Проходя мимо поднявшегося с бетонного пола Графа, Юрий незаметно ткнул его пальцем в солнечное сплетение, от чего бывший зэк икнул, и, прошептав внушительно: «Понял, мудак?» – вышел в коридор. Дверь за ним с лязгом закрылась, и милиционер повел его тюремным коридором во двор, в следственный корпус.

Майор, сидевший в кабинете, как-то странно посмотрел на Юру, открыл сейф, вытащил из него пакет с его документами.

– Распишитесь, – потребовал он. – Тут ваши документы и деньги.

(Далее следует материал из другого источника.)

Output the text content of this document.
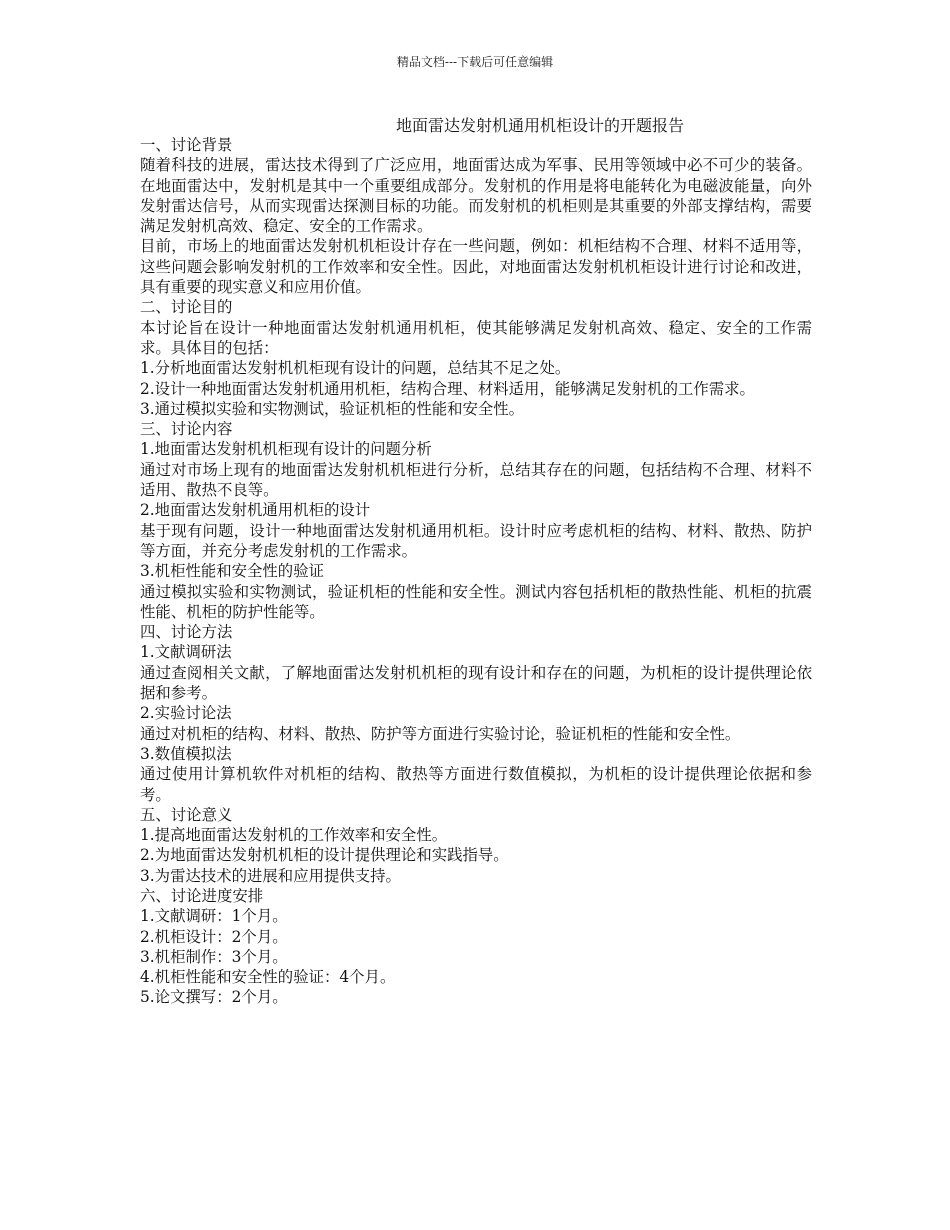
精品文档---下载后可任意编辑
地面雷达发射机通用机柜设计的开题报告

一、讨论背景

随着科技的进展，雷达技术得到了广泛应用，地面雷达成为军事、民用等领域中必不可少的装备。在地面雷达中，发射机是其中一个重要组成部分。发射机的作用是将电能转化为电磁波能量，向外发射雷达信号，从而实现雷达探测目标的功能。而发射机的机柜则是其重要的外部支撑结构，需要满足发射机高效、稳定、安全的工作需求。

目前，市场上的地面雷达发射机机柜设计存在一些问题，例如：机柜结构不合理、材料不适用等，这些问题会影响发射机的工作效率和安全性。因此，对地面雷达发射机机柜设计进行讨论和改进，具有重要的现实意义和应用价值。

二、讨论目的

本讨论旨在设计一种地面雷达发射机通用机柜，使其能够满足发射机高效、稳定、安全的工作需求。具体目的包括：

1.分析地面雷达发射机机柜现有设计的问题，总结其不足之处。

2.设计一种地面雷达发射机通用机柜，结构合理、材料适用，能够满足发射机的工作需求。

3.通过模拟实验和实物测试，验证机柜的性能和安全性。

三、讨论内容

1.地面雷达发射机机柜现有设计的问题分析

通过对市场上现有的地面雷达发射机机柜进行分析，总结其存在的问题，包括结构不合理、材料不适用、散热不良等。

2.地面雷达发射机通用机柜的设计

基于现有问题，设计一种地面雷达发射机通用机柜。设计时应考虑机柜的结构、材料、散热、防护等方面，并充分考虑发射机的工作需求。

3.机柜性能和安全性的验证

通过模拟实验和实物测试，验证机柜的性能和安全性。测试内容包括机柜的散热性能、机柜的抗震性能、机柜的防护性能等。

四、讨论方法

1.文献调研法

通过查阅相关文献，了解地面雷达发射机机柜的现有设计和存在的问题，为机柜的设计提供理论依据和参考。

2.实验讨论法

通过对机柜的结构、材料、散热、防护等方面进行实验讨论，验证机柜的性能和安全性。

3.数值模拟法

通过使用计算机软件对机柜的结构、散热等方面进行数值模拟，为机柜的设计提供理论依据和参考。

五、讨论意义

1.提高地面雷达发射机的工作效率和安全性。

2.为地面雷达发射机机柜的设计提供理论和实践指导。

3.为雷达技术的进展和应用提供支持。

六、讨论进度安排

1.文献调研：1个月。

2.机柜设计：2个月。

3.机柜制作：3个月。

4.机柜性能和安全性的验证：4个月。

5.论文撰写：2个月。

Филатов недоуменно посмотрел на майора:

– Спасибо, конечно, но...

– Предупреждать надо, что друзей там, – милиционер показал на потолок, – имеете.

Филатов недоуменно посмотрел в направлении, куда показывал майор, и, пожав плечами, вышел из кабинета вслед за сержантом. Тот довел его до выхода. Десантник оказался на улице, так ничего и не поняв. Впрочем, заявлять, что тут какая-то ошибка, он, по понятным причинам, не стал.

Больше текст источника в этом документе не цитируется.